Recognising and celebrating Queensland Women’s Week at Stanwell

12 March 2021

In a recent address to Stanwell’s Inclusion and Diversity Committee, Stanwell’s CEO, Richard Van Breda, reiterated how ‘mission-critical’ inclusion and diversity is for the company’s long-term future.

International Women’s Day provides an opportunity for us to celebrate the achievements of women at Stanwell and talk openly about the things we can all do to bring about positive change.

The 2021 International Women’s Day theme is #choosetochallange. In light of this year’s theme, and Queensland Women’s Week, we sat down with four women from across Stanwell to ask them about their experiences, the achievements they are most proud of, and what this day means to them.

Why do you think it’s important we challenge gender bias?

General Manager, Stanwell Energy, Jennifer Tarr
“Both men and women have valuable contributions to make. Our daughters and sons should both be able to reach their potential. We all suffer over the long-term when groups of people are held back and unfairly treated.”
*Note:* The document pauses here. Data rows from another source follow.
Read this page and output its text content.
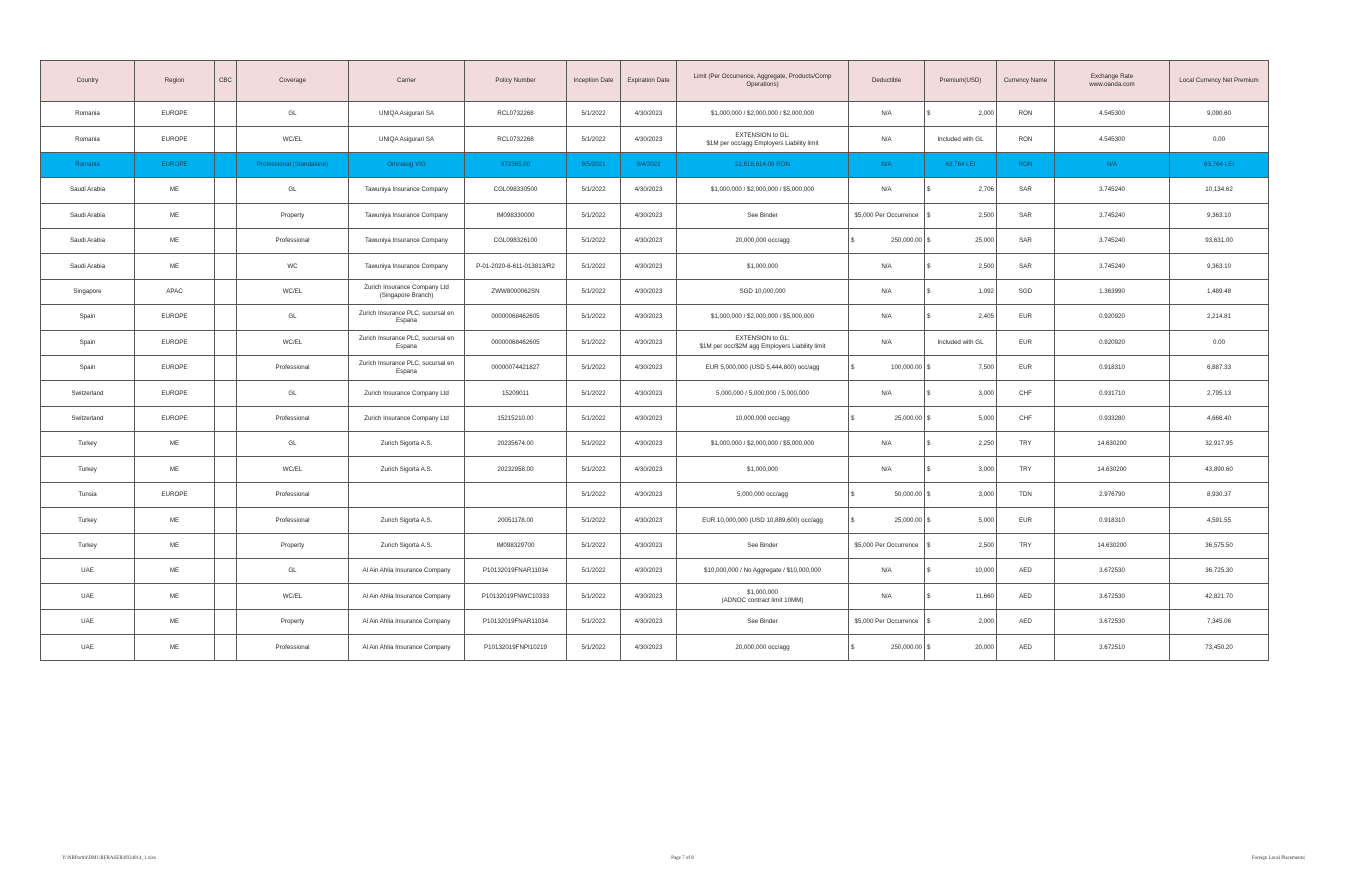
Country	Region	CBC	Coverage	Carrier	Policy Number	Inception Date	Expiration Date	Limit (Per Occurrence, Aggregate, Products/Comp Operations)	Deductible	Premium(USD)	Currency Name	Exchange Rate
www.oanda.com	Local Currency Net Premium
Romania	EUROPE		GL	UNIQA Asigurari SA	RCL0732268	5/1/2022	4/30/2023	$1,000,000 / $2,000,000 / $2,000,000	N/A	$ 2,000	RON	4.545300	9,090.60
Romania	EUROPE		WC/EL	UNIQA Asigurari SA	RCL0732268	5/1/2022	4/30/2023	EXTENSION to GL:
$1M per occ/agg Employers Liability limit	N/A	Included with GL	RON	4.545300	0.00
Romania	EUROPE		Professional (Standalone)	Omniasig VIG	972365.00	9/5/2021	9/4/2022	22,618,614.06 RON	N/A	63,764 LEI	RON	N/A	63,764 LEI
Saudi Arabia	ME		GL	Tawuniya Insurance Company	CGL098330500	5/1/2022	4/30/2023	$1,000,000 / $2,000,000 / $5,000,000	N/A	$ 2,706	SAR	3.745240	10,134.62
Saudi Arabia	ME		Property	Tawuniya Insurance Company	IM098330000	5/1/2022	4/30/2023	See Binder	$5,000 Per Occurrence	$ 2,500	SAR	3.745240	9,363.10
Saudi Arabia	ME		Professional	Tawuniya Insurance Company	CGL098326100	5/1/2022	4/30/2023	20,000,000 occ/agg	$ 250,000.00	$ 25,000	SAR	3.745240	93,631.00
Saudi Arabia	ME		WC	Tawuniya Insurance Company	P-01-2020-6-611-013813/R2	5/1/2022	4/30/2023	$1,000,000	N/A	$ 2,500	SAR	3.745240	9,363.10
Singapore	APAC		WC/EL	Zurich Insurance Company Ltd (Singapore Branch)	ZWW8000062SN	5/1/2022	4/30/2023	SGD 10,000,000	N/A	$ 1,092	SGD	1.363990	1,489.48
Spain	EUROPE		GL	Zurich Insurance PLC, sucursal en Espana	00000068462605	5/1/2022	4/30/2023	$1,000,000 / $2,000,000 / $5,000,000	N/A	$ 2,405	EUR	0.920920	2,214.81
Spain	EUROPE		WC/EL	Zurich Insurance PLC, sucursal en Espana	00000068462605	5/1/2022	4/30/2023	EXTENSION to GL:
$1M per occ/$2M agg Employers Liability limit	N/A	Included with GL	EUR	0.920920	0.00
Spain	EUROPE		Professional	Zurich Insurance PLC, sucursal en Espana	00000074421827	5/1/2022	4/30/2023	EUR 5,000,000 (USD 5,444,800) occ/agg	$ 100,000.00	$ 7,500	EUR	0.918310	6,887.33
Switzerland	EUROPE		GL	Zurich Insurance Company Ltd	15209011	5/1/2022	4/30/2023	5,000,000 / 5,000,000 / 5,000,000	N/A	$ 3,000	CHF	0.931710	2,795.13
Switzerland	EUROPE		Professional	Zurich Insurance Company Ltd	15215210.00	5/1/2022	4/30/2023	10,000,000 occ/agg	$ 25,000.00	$ 5,000	CHF	0.933280	4,666.40
Turkey	ME		GL	Zurich Sigorta A.S.	20235674.00	5/1/2022	4/30/2023	$1,000,000 / $2,000,000 / $5,000,000	N/A	$ 2,250	TRY	14.630200	32,917.95
Turkey	ME		WC/EL	Zurich Sigorta A.S.	20232958.00	5/1/2022	4/30/2023	$1,000,000	N/A	$ 3,000	TRY	14.630200	43,890.60
Tunsia	EUROPE		Professional			5/1/2022	4/30/2023	5,000,000 occ/agg	$ 50,000.00	$ 3,000	TDN	2.976790	8,930.37
Turkey	ME		Professional	Zurich Sigorta A.S.	20051178.00	5/1/2022	4/30/2023	EUR 10,000,000 (USD 10,889,600) occ/agg	$ 25,000.00	$ 5,000	EUR	0.918310	4,591.55
Turkey	ME		Property	Zurich Sigorta A.S.	IM098329700	5/1/2022	4/30/2023	See Binder	$5,000 Per Occurrence	$ 2,500	TRY	14.630200	36,575.50
UAE	ME		GL	Al Ain Ahlia Insurance Company	P10132019FNAR11034	5/1/2022	4/30/2023	$10,000,000 / No Aggregate / $10,000,000	N/A	$ 10,000	AED	3.672530	36,725.30
UAE	ME		WC/EL	Al Ain Ahlia Insurance Company	P10132019FNWC10333	5/1/2022	4/30/2023	$1,000,000
(ADNOC contract limit 10MM)	N/A	$ 11,660	AED	3.672530	42,821.70
UAE	ME		Property	Al Ain Ahlia Insurance Company	P10132019FNAR11034	5/1/2022	4/30/2023	See Binder	$5,000 Per Occurrence	$ 2,000	AED	3.672530	7,345.06
UAE	ME		Professional	Al Ain Ahlia Insurance Company	P10132019FNPI10219	5/1/2022	4/30/2023	20,000,000 occ/agg	$ 250,000.00	$ 20,000	AED	3.672510	73,450.20
Y:\NRPortbl\DM1\RFRASER\8934014_1.xlsx	Page 7 of 8	Foreign Local Placements|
Site Manager, Stanwell Power Station, Angie Zahra
“To encourage different ways of thinking, different perspectives, making sure everyone has a voice at the table and everyone can participate. Diversity of thought helps us move forward.”

People and Culture Advisor, Courtney Brown
“To put it simply, without challenge, there will be no change.”

Business Services Team Lead, Leanne Harm
“Whether male or female, each one of us deserve to have a dream and the ability and freedom to achieve our goals. Every one of us deserves respect and the ability to choose.  As women we wear many hats in our lifetime, we should be proud to stand together and support each other no matter what our background!”

What achievement are you most proud of?

Jennifer Tarr
“I am most proud of joining a swimming squad and swimming early in the morning. It took me years to work up the courage to attend the first time. Then I had to battle my own excuses each squad morning for about a year before feeling comfortable.  I was the slowest swimmer and so unfit. But each time I finished I really felt like I’d accomplished the most amazing achievement. Joining the squad gave me confidence to take on other challenges at work and at home.” 

Angie Zahra
“I’m most proud of my site manager role, having the respect of my peers and the support of the organisation to be able to perform this role.”

Courtney Brown
“Honestly, being successful in getting the People and Culture Advisor position with Stanwell and making the move to Kingaroy! Taking this plunge has turned out to be the best decision for me, both professionally and personally.” 

Leanne Harm
“I am proud of having raised two amazing children as a single parent, while building a career. I am proud of supporting my children through school and having tutored my son from year 9 to 12, while working full time. I am proud of having the strength to support my parents through my father’s illness. And most of all, I am proud that through all this, I value who I am.”
Can you describe a time you have had to choose to challenge gender bias, discrimination, or stereotyping?

Jennifer Tarr
“I have noticed unconscious bias in situations where vacant roles are available. The unknown, future employee is often assumed to be a man. Colleagues say things like, “when he starts” and “he will want to have a say in that”. I have observed the unconscious bias from both men and women. When I point it out, people are usually surprised and regretful that they have perpetuated bias.” 

Angie Zahra
“Very early in my career I was issued a dress to wear at a power station that had multiple mesh staircases and landings. I raised it as an issue that I was uncomfortable and requested a pants and a shirt, which was provided. Later, I needed to both challenge myself and others to ensure I was heard and listened to. In general, I have worked with people who value my input.”

Courtney Brown
“In my previous role, I wasn’t being recognised for the work I was doing in terms of position title and remuneration. I chose to challenge this by having a difficult conversation with my Manager at the time. After numerous conversations and going above and beyond in my role, nothing changed. Time passed and eventually after a lot of persistence, I did receive a promotion and salary increase. This was by no means an overnight process, and although I moved on from this company shortly after, I hope there were flow-on impacts for other females in the team and those who joined after me.”

Leanne Harm
“I was two when women were granted the right to drink at a public bar. Disappointingly, I have seen gender bias and discrimination occur in my lifetime. But I am also pleased to say that I have also seen it challenged by both men and women.”

We would like to thank Jennifer, Angie, Courtney and Leanne for the opportunity to share their experiences.